Ever hear of Sherman City? Most likely not, as it doesn’t even exist anymore!

What’s left of Sherman City is in Isabella County’s west side. The town began in 1869 when a log general store was built followed by a sawmill in 1870. Even though the post office began operating in 1871, the town didn’t get platted until 1873, with the town and township named after Civil War general William Tecumseh Sherman.

A tornado in 1878 pretty much destroyed the whole town, but old maps from the time show the downtown as still pretty bustling. Sherman City had many businesses and establishments, including a church, several stores, hotels, saw mill, shingle mill, and schoolhouse.

As with most other Michigan lumber towns, the town took a nosedive when the timber ran out in 1900. Remaining business buildings were unceremoniously torn down, with the lumber being used for sheds, barns and homes.
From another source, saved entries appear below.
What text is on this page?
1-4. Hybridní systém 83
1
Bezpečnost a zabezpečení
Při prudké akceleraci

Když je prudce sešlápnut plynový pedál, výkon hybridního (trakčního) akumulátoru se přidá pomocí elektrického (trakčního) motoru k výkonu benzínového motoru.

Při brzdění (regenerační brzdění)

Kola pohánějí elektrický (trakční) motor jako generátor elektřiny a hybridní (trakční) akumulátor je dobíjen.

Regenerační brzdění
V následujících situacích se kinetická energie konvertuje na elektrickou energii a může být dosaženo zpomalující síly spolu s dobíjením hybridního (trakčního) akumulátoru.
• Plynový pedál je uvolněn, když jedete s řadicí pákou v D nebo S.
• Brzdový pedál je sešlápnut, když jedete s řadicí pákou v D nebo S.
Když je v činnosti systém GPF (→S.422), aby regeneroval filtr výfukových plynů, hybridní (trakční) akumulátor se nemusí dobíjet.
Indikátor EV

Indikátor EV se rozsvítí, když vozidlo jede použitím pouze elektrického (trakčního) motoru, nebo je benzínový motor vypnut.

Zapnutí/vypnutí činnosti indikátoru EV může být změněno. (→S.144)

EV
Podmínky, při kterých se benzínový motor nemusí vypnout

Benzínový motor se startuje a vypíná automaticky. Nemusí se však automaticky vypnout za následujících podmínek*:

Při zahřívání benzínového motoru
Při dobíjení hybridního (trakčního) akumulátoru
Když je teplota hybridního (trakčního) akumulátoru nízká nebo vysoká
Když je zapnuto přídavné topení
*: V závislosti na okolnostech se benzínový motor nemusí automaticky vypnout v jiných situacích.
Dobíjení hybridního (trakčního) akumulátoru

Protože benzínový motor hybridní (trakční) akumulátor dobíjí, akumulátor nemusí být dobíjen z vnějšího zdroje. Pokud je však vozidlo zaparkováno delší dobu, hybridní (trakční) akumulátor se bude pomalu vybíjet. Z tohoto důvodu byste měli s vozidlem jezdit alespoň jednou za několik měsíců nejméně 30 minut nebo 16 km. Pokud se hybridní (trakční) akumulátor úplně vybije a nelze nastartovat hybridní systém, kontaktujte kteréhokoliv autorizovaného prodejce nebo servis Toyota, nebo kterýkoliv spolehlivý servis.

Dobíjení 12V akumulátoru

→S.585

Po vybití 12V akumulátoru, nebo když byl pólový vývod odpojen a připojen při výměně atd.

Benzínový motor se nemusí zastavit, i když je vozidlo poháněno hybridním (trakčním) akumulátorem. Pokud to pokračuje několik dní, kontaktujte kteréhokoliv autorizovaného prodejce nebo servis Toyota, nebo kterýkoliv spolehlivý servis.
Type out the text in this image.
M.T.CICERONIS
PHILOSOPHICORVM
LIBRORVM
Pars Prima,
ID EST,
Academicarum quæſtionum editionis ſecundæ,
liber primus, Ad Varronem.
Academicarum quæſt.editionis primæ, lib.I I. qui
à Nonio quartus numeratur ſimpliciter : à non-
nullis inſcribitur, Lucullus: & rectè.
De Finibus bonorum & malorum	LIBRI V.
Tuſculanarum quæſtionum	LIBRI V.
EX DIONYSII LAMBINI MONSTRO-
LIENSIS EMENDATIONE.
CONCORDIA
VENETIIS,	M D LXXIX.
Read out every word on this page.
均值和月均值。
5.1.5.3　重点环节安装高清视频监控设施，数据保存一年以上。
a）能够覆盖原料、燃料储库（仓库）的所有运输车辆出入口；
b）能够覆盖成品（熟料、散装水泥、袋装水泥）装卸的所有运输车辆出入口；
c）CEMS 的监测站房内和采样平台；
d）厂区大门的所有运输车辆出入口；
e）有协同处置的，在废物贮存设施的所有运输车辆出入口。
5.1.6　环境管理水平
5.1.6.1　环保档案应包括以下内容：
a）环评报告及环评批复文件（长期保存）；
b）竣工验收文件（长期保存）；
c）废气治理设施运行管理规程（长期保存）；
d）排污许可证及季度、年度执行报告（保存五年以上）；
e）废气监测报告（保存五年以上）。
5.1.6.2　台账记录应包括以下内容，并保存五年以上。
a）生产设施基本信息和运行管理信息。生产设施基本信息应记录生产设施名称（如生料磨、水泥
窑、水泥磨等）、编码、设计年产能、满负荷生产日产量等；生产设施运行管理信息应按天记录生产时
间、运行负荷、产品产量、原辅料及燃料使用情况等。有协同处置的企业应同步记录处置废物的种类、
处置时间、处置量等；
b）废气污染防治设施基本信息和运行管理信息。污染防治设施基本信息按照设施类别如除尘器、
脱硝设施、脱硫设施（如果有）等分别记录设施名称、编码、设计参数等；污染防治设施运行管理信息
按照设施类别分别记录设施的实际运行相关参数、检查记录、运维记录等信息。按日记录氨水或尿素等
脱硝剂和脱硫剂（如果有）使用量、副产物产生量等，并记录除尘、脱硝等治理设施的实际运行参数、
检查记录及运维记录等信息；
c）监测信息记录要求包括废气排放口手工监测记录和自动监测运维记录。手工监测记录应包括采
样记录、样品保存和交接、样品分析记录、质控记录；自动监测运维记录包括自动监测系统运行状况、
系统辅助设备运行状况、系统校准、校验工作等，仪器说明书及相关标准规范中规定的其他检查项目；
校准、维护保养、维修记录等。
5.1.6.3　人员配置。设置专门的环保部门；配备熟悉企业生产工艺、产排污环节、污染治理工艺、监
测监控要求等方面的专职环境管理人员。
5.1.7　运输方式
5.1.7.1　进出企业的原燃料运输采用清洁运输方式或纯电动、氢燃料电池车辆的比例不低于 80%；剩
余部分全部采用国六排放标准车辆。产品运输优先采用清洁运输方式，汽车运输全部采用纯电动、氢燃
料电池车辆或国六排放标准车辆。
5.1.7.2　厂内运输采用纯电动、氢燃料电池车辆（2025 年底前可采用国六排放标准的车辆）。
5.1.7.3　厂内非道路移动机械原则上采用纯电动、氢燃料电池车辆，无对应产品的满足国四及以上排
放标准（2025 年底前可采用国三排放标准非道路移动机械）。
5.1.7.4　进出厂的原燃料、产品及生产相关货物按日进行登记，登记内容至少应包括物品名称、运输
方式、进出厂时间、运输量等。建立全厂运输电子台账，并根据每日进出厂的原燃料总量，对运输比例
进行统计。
The post office closed for good in 1913. Sherman City’s final store closed down in the early-mid 1940s during World War II.

All that remains of good ol’ Sherman City is the Sherman City Union Church. It was built in 1885 as a meeting hall, kind of a VFW post. It was moved to its current location in 1898; in 1904 its purpose was changed for church services. As there were little residents left, the church was abandoned in 1960, then restored in 1977. You can find this church, along with an Historical Marker that validates the existence of Sherman City, on the southeast corner of Vernon and N. Allen Roads (check out the photos below).

There are a few homes in the area, but not many from the original Sherman City.

Take a drive over and get some good pictures when you can!